А если эти мысли отпустить — то и плывется легко, что твоей сельди. Акира и вовсе помешанная была. В пруд, в ручей, в ванную — всегда первая бежит. Не может поплавать — так лапой за струю воды цепляется, в лужи прыгает, с дачными поливалками играет. Странная кошка. Красивая — да, этого не отнять. Но, видимо, где красота — там и до сумасшествия лапой дотянуться!
Как хвостом ни крути, а сесть в лужу было самым большим страхом Ричи, сколько он себя помнил. Взять хотя бы тот случай, когда «двуногий» пытался его впервые искупать. И зачем, спрашивается? Чем заслужил крошечный пушистый няша Ричи такое хамское отношение? Ну, подумаешь — проткнул случайно крышку на банке сметаны. Ну, извозился весь в молочной продукции, ну уронил потом какую-то злосчастную герань, горшок расколотил да землёй слегка припорошился. Разве ж это повод живое существо в таз с водой окунать?
Ричи помнил этот жуткий звук рвущейся из крана воды, эхо отбитой от чугунной ванны струи и ругань «двуногого». Помнил, как забилось его крошечное сердечко, как каждый мяв заглушался хлюпающим звуком и огромными глотками водопроводной воды. Как исцарапал своему писателю руки в кровь и как потом дрожал, завёрнутый в полотенце, когда дыхания хватало только на прерывистые икающие вдохи.
А однажды, не приведи кошка-мать никому узнать про тот случай, подхватил Ричард где-то блох. Тогда, уже в отрочестве, к страху перед водой добавились ещё унизительные ощущения от вытравливания блох вонючим дустовым мылом.
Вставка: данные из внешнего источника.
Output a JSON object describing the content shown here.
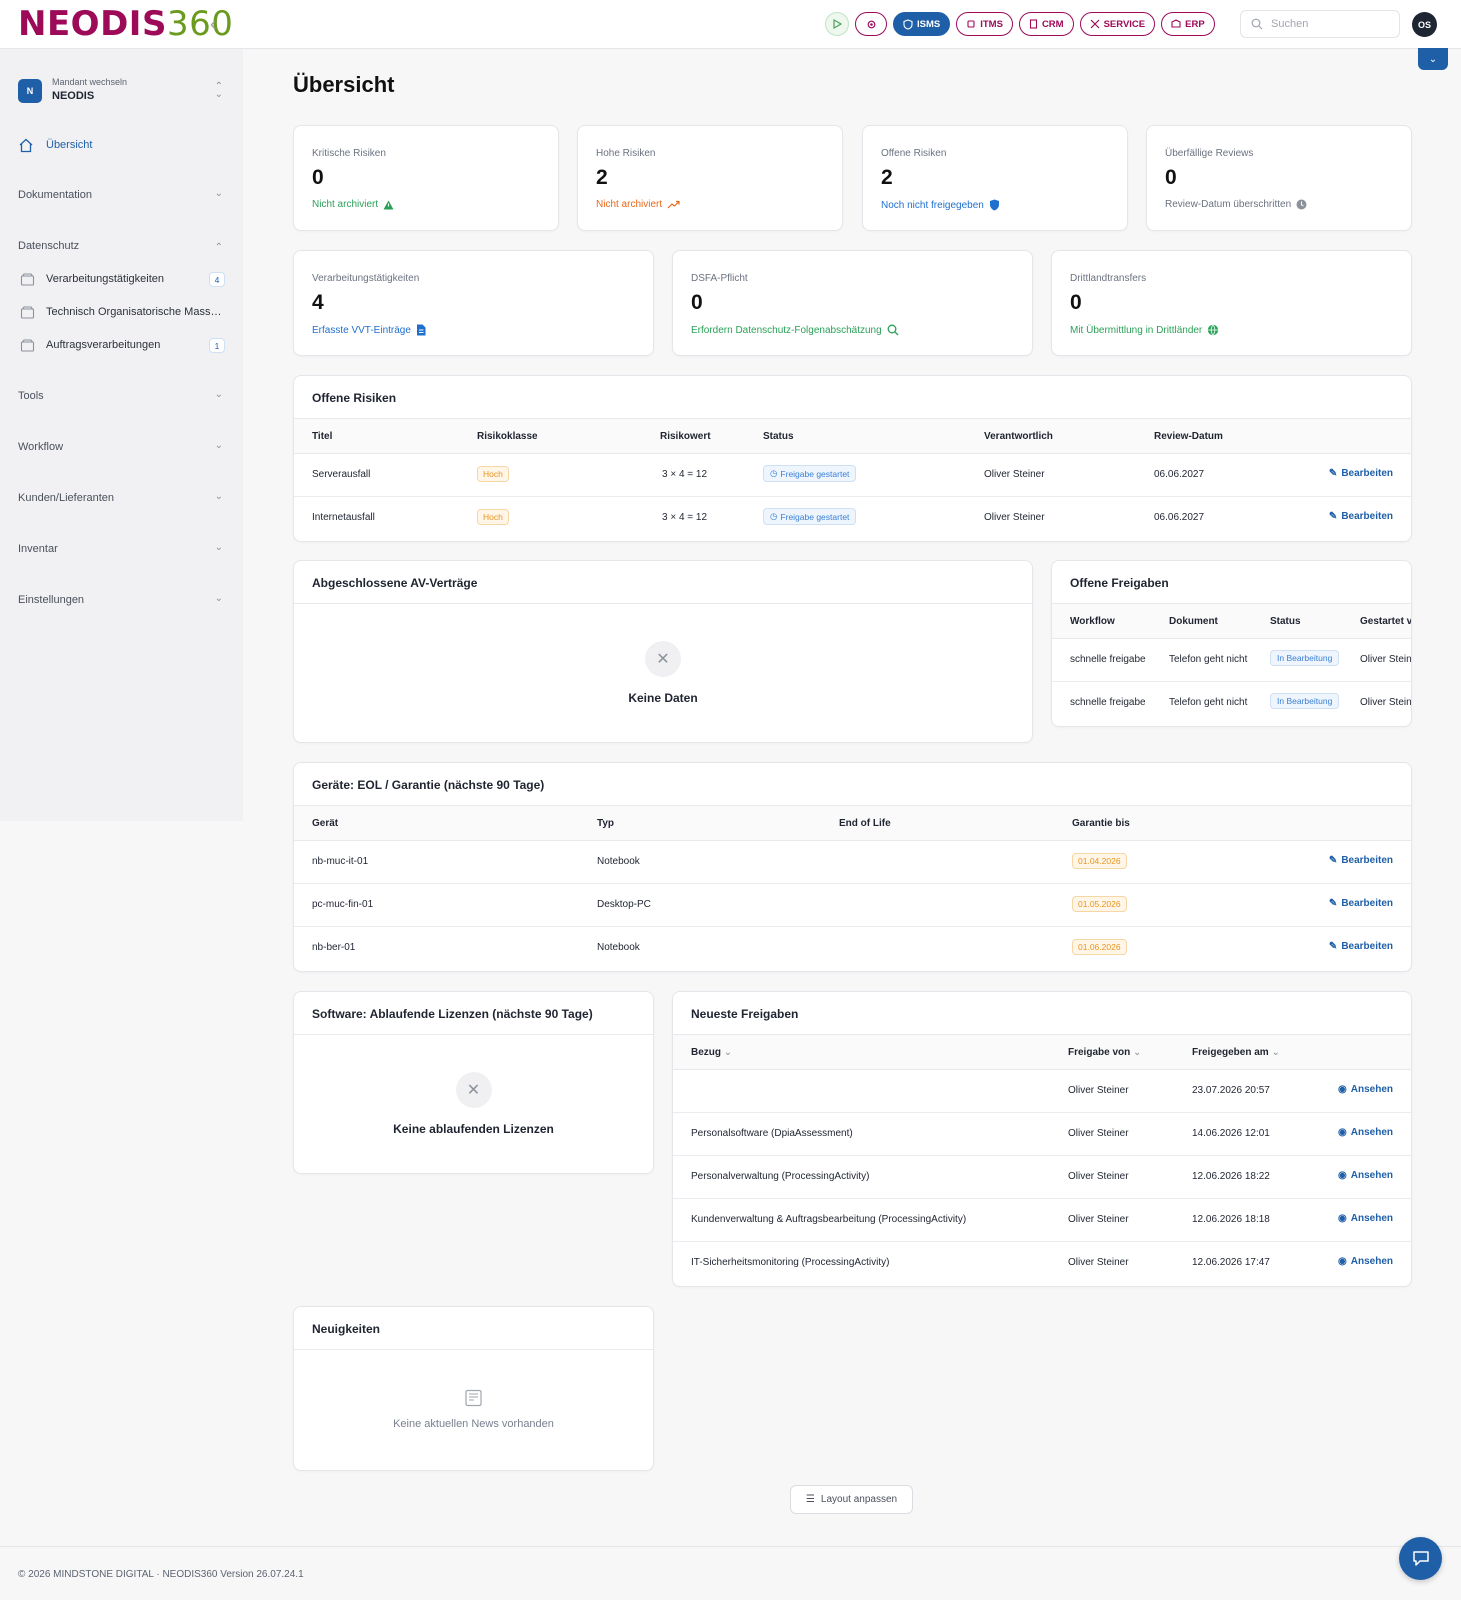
{
  "app": {
    "logo_a": "NEODIS",
    "logo_b": "360"
  },
  "header": {
    "modules": [
      "ISMS",
      "ITMS",
      "CRM",
      "SERVICE",
      "ERP"
    ],
    "active_module": "ISMS",
    "search_placeholder": "Suchen",
    "user_initials": "OS"
  },
  "sidebar": {
    "tenant_label": "Mandant wechseln",
    "tenant_name": "NEODIS",
    "tenant_badge": "N",
    "overview": "Übersicht",
    "dokumentation": "Dokumentation",
    "datenschutz": "Datenschutz",
    "sub": [
      {
        "label": "Verarbeitungstätigkeiten",
        "count": "4"
      },
      {
        "label": "Technisch Organisatorische Massnahmen",
        "count": ""
      },
      {
        "label": "Auftragsverarbeitungen",
        "count": "1"
      }
    ],
    "tools": "Tools",
    "workflow": "Workflow",
    "kunden": "Kunden/Lieferanten",
    "inventar": "Inventar",
    "einstellungen": "Einstellungen"
  },
  "page": {
    "title": "Übersicht"
  },
  "kpis_row1": [
    {
      "label": "Kritische Risiken",
      "value": "0",
      "sub": "Nicht archiviert"
    },
    {
      "label": "Hohe Risiken",
      "value": "2",
      "sub": "Nicht archiviert"
    },
    {
      "label": "Offene Risiken",
      "value": "2",
      "sub": "Noch nicht freigegeben"
    },
    {
      "label": "Überfällige Reviews",
      "value": "0",
      "sub": "Review-Datum überschritten"
    }
  ],
  "kpis_row2": [
    {
      "label": "Verarbeitungstätigkeiten",
      "value": "4",
      "sub": "Erfasste VVT-Einträge"
    },
    {
      "label": "DSFA-Pflicht",
      "value": "0",
      "sub": "Erfordern Datenschutz-Folgenabschätzung"
    },
    {
      "label": "Drittlandtransfers",
      "value": "0",
      "sub": "Mit Übermittlung in Drittländer"
    }
  ],
  "risks": {
    "title": "Offene Risiken",
    "headers": [
      "Titel",
      "Risikoklasse",
      "Risikowert",
      "Status",
      "Verantwortlich",
      "Review-Datum"
    ],
    "action": "Bearbeiten",
    "rows": [
      {
        "titel": "Serverausfall",
        "klasse": "Hoch",
        "wert": "3 × 4 = 12",
        "status": "Freigabe gestartet",
        "verantwortlich": "Oliver Steiner",
        "datum": "06.06.2027"
      },
      {
        "titel": "Internetausfall",
        "klasse": "Hoch",
        "wert": "3 × 4 = 12",
        "status": "Freigabe gestartet",
        "verantwortlich": "Oliver Steiner",
        "datum": "06.06.2027"
      }
    ]
  },
  "av": {
    "title": "Abgeschlossene AV-Verträge",
    "empty": "Keine Daten"
  },
  "approvals": {
    "title": "Offene Freigaben",
    "headers": [
      "Workflow",
      "Dokument",
      "Status",
      "Gestartet v"
    ],
    "rows": [
      {
        "workflow": "schnelle freigabe",
        "dokument": "Telefon geht nicht",
        "status": "In Bearbeitung",
        "gestartet": "Oliver Stein"
      },
      {
        "workflow": "schnelle freigabe",
        "dokument": "Telefon geht nicht",
        "status": "In Bearbeitung",
        "gestartet": "Oliver Stein"
      }
    ]
  },
  "devices": {
    "title": "Geräte: EOL / Garantie (nächste 90 Tage)",
    "headers": [
      "Gerät",
      "Typ",
      "End of Life",
      "Garantie bis"
    ],
    "action": "Bearbeiten",
    "rows": [
      {
        "geraet": "nb-muc-it-01",
        "typ": "Notebook",
        "eol": "",
        "garantie": "01.04.2026"
      },
      {
        "geraet": "pc-muc-fin-01",
        "typ": "Desktop-PC",
        "eol": "",
        "garantie": "01.05.2026"
      },
      {
        "geraet": "nb-ber-01",
        "typ": "Notebook",
        "eol": "",
        "garantie": "01.06.2026"
      }
    ]
  },
  "software": {
    "title": "Software: Ablaufende Lizenzen (nächste 90 Tage)",
    "empty": "Keine ablaufenden Lizenzen"
  },
  "latest": {
    "title": "Neueste Freigaben",
    "headers": [
      "Bezug",
      "Freigabe von",
      "Freigegeben am"
    ],
    "action": "Ansehen",
    "rows": [
      {
        "bezug": "",
        "von": "Oliver Steiner",
        "am": "23.07.2026 20:57"
      },
      {
        "bezug": "Personalsoftware (DpiaAssessment)",
        "von": "Oliver Steiner",
        "am": "14.06.2026 12:01"
      },
      {
        "bezug": "Personalverwaltung (ProcessingActivity)",
        "von": "Oliver Steiner",
        "am": "12.06.2026 18:22"
      },
      {
        "bezug": "Kundenverwaltung & Auftragsbearbeitung (ProcessingActivity)",
        "von": "Oliver Steiner",
        "am": "12.06.2026 18:18"
      },
      {
        "bezug": "IT-Sicherheitsmonitoring (ProcessingActivity)",
        "von": "Oliver Steiner",
        "am": "12.06.2026 17:47"
      }
    ]
  },
  "news": {
    "title": "Neuigkeiten",
    "empty": "Keine aktuellen News vorhanden"
  },
  "layout_button": "Layout anpassen",
  "footer": "© 2026 MINDSTONE DIGITAL · NEODIS360 Version 26.07.24.1",
  "colors": {
    "brand": "#9c0a58",
    "accent": "#1f5fa8",
    "brand_green": "#6b9b1e"
  }
}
Долго его полоскали в тазу в тот раз, уже в четыре руки…
Был ещё один неприятный случай в его короткой кошачьей жизни. Жили они тогда счастливой семьёй на даче. «Двуногие» и его дражайшая Масенька. В тот раз он хотел изловить аквариумного сомика, блеснуть доблестью перед любимой подругой и угостить вкуснятиной. Только лапы подвели — скользнули когти по краю бортика, и свалился хвостатый герой прямо в стеклянную коробку с водой, водорослями, какими-то улитками, глиняными фигурками и сушёными тараканами. Раньше это воспоминание вызывало в душе Ричи немного стыда и много смеха. Теперь же добавились ещё грусть, тоска и внутренняя пустота. Такая огромная, как пустая бочка от океанской сельди. Неумолимо гнетущая и непримиримо беспощадная.
ОКЕАН!!! Ричард вдруг ощетинился от страха — а что, если они поплывут через океан? Всех девяти жизней не хватит, чтобы отделаться от этого страха.
Наконец «двуногий» добрался до своей каюты. Добрались вместе с ним чемодан, переноска, а в ней и сам съёжившийся котектив. Писатель открыл переноску, и Ричард осторожно из неё выбрался. Ноги подкашивались больше от страха, нежели от долгого сидения в переносной сумке и пошатывания на весу. Каюта, вопреки страхам, оказалась вполне сносной. Уж куда лучше сторожки, в которой они как-то жили при фабрике. Здесь была простая прочная койка, небольшой столик и стул, прикреплённые к полу. В стену было встроено что-то вроде шкафа, но без дверок. «Двуногий» затолкал под кровать чемодан, переноску оставил на кровати, а сам подошёл к круглому иллюминатору и что-то начал бормотать себе под нос.
«Опять творит», — понял Ричи.
«Двуногий» положил на столик приглашение на участие в конкурсе «Праздник Посейдона», спешно вытащил из кармана молескин и начал вписывать туда свои каракули привязанной к блокноту ручкой.
— И если уходить от бед, то семимильными шагами,
на корабле, в фуражке капитана,
на двадцать тысяч лье вперед и вглубь.
И если говорить не вслух, то непечатными словами,
а песни петь — всегда спонтанно!
Зачем же раньше был не смел я или… глуп?
Тут писатель вдруг опомнился, открыл иллюминатор и со злостью вышвырнул в него блокнот.